Senin, 10 Mei 2010

Pengendara Gak Tertib.. Salah Siapa...?

Sudah baca? UU LLAJ No. 22/2009 yang siap diberlakukan 1 April 2010, Bila melanggar tentu polisi menindak.

Tapi ada beberapa hal yang perlu semua kita pahami dan cermati bersama, karena jangan sampai UU ini diterapkan tentu dengan maksud memperbaiki ketertiban lalu lintas ternyata gak tercapai. Karena salah analisa salah pula obatnya.

UU ini ditujukan untuk pengendara, atau pengguna jalan. Kita coba kaji dari sisi pengendara dulu.

Belakangan, kalau Anda sering berada di jalan tentu tahu, memang sudah begitu parah tingkat pelanggaran lalu lintas baik oleh pengendara mobil ataupun sepeda motor. Pandangan sinis akan terlihat oleh pengendara mobil kepada pengendara sepeda motor yang sepertinya menjadi 'raja jalanan': berbelok seenaknya, masuk jalur busway, terobos lampu merah, ngebut sampai 80km/jam lebih bahkan, hantam spion mobil di kemacetan jalan, suara exhaust/knalpot menggelegar, menjadikan jalan raya ramai padat sebagai arena kebut-kebutan (seringkali perasaan panas/emosi bila disalip), dan banyak lagi. Begitupun sebaliknya pandangan sinis pengendara sepeda motor terhadap pengendara mobil, parkir sembarang tempat, keluar masuk jalan seenaknya, serobot bahu jalan (di tol atau bukan terjadi), jalan bergaris dua lajur tapi diisi tiga lajur, juga masuk jalur busway, terlalu kiri di baris kemacetan atau terlalu kanan (hal ini membuat sepeda motor untuk bisa mengisi celah kosong tertutup, sering juga disengaja), termasuk juga ulah sopir angkutan, bus juga taksi, dan banyak lagi.

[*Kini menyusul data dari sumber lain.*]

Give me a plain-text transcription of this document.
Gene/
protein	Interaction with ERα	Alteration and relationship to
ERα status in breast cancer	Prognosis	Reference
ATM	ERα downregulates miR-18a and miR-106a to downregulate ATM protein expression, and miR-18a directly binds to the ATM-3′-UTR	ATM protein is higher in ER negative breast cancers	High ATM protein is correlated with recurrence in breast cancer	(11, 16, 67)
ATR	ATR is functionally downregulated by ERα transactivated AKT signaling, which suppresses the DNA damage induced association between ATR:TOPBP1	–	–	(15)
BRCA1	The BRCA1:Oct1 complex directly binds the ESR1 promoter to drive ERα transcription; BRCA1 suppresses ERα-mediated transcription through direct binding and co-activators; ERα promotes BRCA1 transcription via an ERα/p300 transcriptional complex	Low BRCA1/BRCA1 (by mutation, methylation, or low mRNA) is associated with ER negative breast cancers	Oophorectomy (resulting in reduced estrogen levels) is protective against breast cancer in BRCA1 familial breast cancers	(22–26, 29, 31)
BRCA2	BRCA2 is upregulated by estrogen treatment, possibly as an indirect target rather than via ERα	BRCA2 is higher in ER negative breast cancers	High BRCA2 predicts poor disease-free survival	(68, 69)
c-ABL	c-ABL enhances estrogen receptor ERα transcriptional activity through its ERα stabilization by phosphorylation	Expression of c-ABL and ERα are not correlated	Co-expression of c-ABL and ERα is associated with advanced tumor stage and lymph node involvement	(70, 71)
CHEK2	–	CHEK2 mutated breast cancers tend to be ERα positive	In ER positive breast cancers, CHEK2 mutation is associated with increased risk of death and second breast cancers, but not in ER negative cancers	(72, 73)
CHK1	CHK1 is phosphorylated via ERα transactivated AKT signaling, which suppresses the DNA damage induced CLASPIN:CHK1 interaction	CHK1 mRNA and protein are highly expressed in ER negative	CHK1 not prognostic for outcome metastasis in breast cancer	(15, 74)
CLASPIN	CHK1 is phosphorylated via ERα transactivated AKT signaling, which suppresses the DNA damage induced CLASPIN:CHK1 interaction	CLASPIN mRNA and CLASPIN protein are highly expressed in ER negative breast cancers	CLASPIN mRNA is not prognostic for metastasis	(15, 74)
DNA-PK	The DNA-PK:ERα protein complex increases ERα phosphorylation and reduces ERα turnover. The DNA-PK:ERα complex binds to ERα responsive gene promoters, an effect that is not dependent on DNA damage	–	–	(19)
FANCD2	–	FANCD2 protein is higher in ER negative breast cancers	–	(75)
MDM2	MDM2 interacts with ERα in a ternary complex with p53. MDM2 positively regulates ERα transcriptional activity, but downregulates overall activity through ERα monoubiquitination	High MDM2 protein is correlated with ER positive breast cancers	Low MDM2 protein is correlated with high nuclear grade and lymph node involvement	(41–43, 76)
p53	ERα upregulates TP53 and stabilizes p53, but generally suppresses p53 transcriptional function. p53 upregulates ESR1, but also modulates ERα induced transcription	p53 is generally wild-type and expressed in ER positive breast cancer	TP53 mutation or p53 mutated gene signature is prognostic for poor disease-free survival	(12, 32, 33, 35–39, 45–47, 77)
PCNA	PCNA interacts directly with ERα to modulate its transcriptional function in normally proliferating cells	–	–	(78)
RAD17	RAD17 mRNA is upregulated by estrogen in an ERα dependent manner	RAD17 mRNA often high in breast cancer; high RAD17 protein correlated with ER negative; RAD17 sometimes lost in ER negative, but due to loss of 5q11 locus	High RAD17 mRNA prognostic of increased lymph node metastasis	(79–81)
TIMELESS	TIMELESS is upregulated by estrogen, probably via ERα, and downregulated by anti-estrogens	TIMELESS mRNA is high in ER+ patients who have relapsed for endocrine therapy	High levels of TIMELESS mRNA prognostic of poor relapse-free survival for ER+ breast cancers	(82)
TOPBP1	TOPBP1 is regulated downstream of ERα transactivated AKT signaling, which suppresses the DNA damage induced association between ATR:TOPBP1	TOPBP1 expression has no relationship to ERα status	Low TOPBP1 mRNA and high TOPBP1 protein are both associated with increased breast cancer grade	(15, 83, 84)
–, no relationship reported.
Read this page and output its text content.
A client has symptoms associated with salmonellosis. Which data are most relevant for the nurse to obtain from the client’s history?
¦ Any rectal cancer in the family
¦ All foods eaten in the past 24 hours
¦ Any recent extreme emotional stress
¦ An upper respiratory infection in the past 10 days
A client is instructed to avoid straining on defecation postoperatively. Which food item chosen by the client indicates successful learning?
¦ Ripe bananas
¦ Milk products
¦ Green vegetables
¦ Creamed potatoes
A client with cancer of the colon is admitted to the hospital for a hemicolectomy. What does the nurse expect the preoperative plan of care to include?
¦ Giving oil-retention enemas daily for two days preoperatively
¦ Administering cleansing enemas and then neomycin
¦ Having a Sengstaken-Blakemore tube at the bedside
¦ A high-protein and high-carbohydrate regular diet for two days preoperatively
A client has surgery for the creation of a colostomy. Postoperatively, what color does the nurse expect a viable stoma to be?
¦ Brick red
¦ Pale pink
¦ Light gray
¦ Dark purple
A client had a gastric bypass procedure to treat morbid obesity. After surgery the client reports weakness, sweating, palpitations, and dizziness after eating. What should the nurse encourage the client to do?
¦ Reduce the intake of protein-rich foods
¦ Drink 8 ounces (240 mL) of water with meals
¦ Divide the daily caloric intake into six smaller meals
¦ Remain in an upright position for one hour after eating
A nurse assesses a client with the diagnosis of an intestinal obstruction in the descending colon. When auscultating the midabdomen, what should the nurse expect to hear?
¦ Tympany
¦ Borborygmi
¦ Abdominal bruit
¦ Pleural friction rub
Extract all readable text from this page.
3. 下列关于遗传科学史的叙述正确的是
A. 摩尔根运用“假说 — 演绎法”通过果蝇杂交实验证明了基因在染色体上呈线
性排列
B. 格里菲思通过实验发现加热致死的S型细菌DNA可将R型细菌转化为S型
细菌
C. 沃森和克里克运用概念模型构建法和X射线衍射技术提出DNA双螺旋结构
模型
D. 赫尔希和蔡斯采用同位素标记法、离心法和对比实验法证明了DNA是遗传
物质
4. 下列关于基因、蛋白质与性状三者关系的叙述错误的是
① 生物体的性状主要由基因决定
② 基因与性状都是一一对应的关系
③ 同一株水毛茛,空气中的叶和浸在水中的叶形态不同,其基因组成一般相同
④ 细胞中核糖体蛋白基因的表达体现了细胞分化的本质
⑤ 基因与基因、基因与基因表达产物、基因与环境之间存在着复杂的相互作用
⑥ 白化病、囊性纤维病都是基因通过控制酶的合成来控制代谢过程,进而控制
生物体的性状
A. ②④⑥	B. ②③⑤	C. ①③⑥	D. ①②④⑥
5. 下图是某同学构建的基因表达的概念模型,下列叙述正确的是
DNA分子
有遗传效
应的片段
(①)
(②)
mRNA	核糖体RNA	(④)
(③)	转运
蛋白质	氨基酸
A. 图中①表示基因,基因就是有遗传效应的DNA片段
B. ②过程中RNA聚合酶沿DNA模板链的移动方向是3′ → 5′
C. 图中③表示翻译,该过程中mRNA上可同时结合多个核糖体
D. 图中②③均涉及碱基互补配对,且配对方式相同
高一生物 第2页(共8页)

Angka kecelakaan sepeda motor yang tinggi, kalau dilihat dari sisi tehnis, hal ini wajar. Karena mengendarai sepeda motor seperti orang yang sedang akrobat. Tentu besar kemungkinan celaka. Anda tahu akrobat 'Tong Setan'? Prinsipnya ini adalah hal biasa. Pada jalan miring memutar bila dilakukan dengan tehnik yang benar tentu saja bisa, setiap orang bahkan. Coba pelankan kecepatan, berhenti, maka akan ambruk. Perlu difahami, sepeda motor adalah kendaraan yang seimbang tapi tidak stabil. Sementara mobil adalah kendaraan yang seimbang juga stabil. Kecelakaan mobil lebih sedikit, selain faktor lainnya, faktor pengemudi ngantuk dan kelelahan adalah paling mencolok.

Prilaku pengendara ini tentu karena kesadaran dan pemahaman aturan tertib lalu lintas yang rendah bahkan mungkin nol. Berkendara tentu dibutuhkan keterampilan mengendarai, menguasai dan menerapkan tehnik safety riding. Ini mutlak dibutuhkan, demikian halnya pemahaman aturan rambu lalu lintas baik ada maupun tidak adanya rambu. Semua tahu, ketika uji praktik dan teori pada pembuatan SIM ini semua ada. Dan sudah seharusnya kita mempersiapkan diri sebelum uji tersebut dilakukan. Tapi hal berbeda terjadi pada kenyataan dilapangan. Sudah menjadi rahasia umum, semua pengendara tahu berapa biaya yang dibutuhkan untuk membuat SIM baru. Kebanyakan disebut pada angka Rp. 250rb sampai Rp. 400rb. Sedikit sekali yang mengeluarkan angka di bawah itu. Mengapa? Padahal kalau kita susuri loket demi loket di tempat pembuatan SIM, paling-paling biayanya habis sekitar Rp. 150rb. Lalu mengapa bisa membengkak?